We know that the earth has seen several Ice Ages.
And we know the Earth's magnetic poles seem to flip once in a while.
Could all of this be explained by a once every 250 Million Years or so the Earth actually rotates head over heels, so to speak?
The answer, although I am not a geophysicist, is a definitive no. The main way we can tell that pole reversal happens is with the direction of magnetisation of ferrous ores. One looks at the magnetisation versus age in the ferrous ores and then dates the ore by standard techniques. From this we can deduce where the poles were relative to the particular bit of iron bearing stone in question. If the whole Earth flipped over, the relative orientation of the magnetic field and stone would not change, and we would not see the geomagnetic record we see today.

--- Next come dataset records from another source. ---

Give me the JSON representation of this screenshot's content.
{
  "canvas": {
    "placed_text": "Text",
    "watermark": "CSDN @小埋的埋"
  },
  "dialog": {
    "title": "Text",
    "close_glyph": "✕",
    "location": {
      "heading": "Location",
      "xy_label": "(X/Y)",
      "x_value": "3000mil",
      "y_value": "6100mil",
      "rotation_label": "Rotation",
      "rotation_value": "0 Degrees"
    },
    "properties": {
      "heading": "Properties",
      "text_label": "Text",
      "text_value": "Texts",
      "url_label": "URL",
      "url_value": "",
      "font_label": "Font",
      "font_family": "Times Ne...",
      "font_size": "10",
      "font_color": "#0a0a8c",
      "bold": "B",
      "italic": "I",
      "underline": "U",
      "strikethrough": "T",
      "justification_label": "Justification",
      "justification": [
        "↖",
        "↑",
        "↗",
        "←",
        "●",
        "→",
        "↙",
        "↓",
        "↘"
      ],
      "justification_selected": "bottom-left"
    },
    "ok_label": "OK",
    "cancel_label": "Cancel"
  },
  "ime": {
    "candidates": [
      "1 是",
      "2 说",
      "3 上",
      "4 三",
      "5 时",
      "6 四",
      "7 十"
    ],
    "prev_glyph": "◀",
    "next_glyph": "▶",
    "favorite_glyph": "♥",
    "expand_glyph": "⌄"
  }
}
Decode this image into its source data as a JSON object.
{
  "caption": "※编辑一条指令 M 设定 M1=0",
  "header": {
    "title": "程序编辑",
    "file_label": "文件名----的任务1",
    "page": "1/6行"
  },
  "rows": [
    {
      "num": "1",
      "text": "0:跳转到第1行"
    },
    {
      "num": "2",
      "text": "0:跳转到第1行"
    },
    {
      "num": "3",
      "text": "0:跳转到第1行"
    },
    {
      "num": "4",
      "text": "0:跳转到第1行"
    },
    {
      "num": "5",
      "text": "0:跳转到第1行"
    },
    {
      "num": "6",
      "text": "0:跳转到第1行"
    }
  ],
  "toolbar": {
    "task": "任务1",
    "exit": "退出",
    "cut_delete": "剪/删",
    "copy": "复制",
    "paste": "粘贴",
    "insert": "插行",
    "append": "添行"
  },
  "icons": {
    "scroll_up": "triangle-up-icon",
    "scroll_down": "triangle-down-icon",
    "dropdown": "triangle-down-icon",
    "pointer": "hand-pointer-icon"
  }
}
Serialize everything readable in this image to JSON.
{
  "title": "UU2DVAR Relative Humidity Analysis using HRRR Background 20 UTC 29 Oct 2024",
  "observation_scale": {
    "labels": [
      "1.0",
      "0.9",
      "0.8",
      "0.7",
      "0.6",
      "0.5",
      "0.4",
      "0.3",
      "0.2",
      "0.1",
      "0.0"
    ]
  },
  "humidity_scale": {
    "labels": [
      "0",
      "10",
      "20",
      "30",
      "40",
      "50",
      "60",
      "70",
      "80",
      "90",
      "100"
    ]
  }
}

According to the Geomagnetic Reversal Wikipedia Page there was a complete reversal called the Laschamp Event 41 000 years ago such that the length of reversal- the time for the magnetic field to reverse then switch back - was only 440 years. Such a swift flipping over of the whole planet would be bound to have had whopping ecological effects which would be evident in fossil and atmospheric records (in ice). There are no such effects evident at that time. Indeed, in contrast, it seems that the ecological effect of pole reversal is mild: even species who find their way from the Earth's magnetic field direction (migratory birds and such like) are known to have lived through several reversals.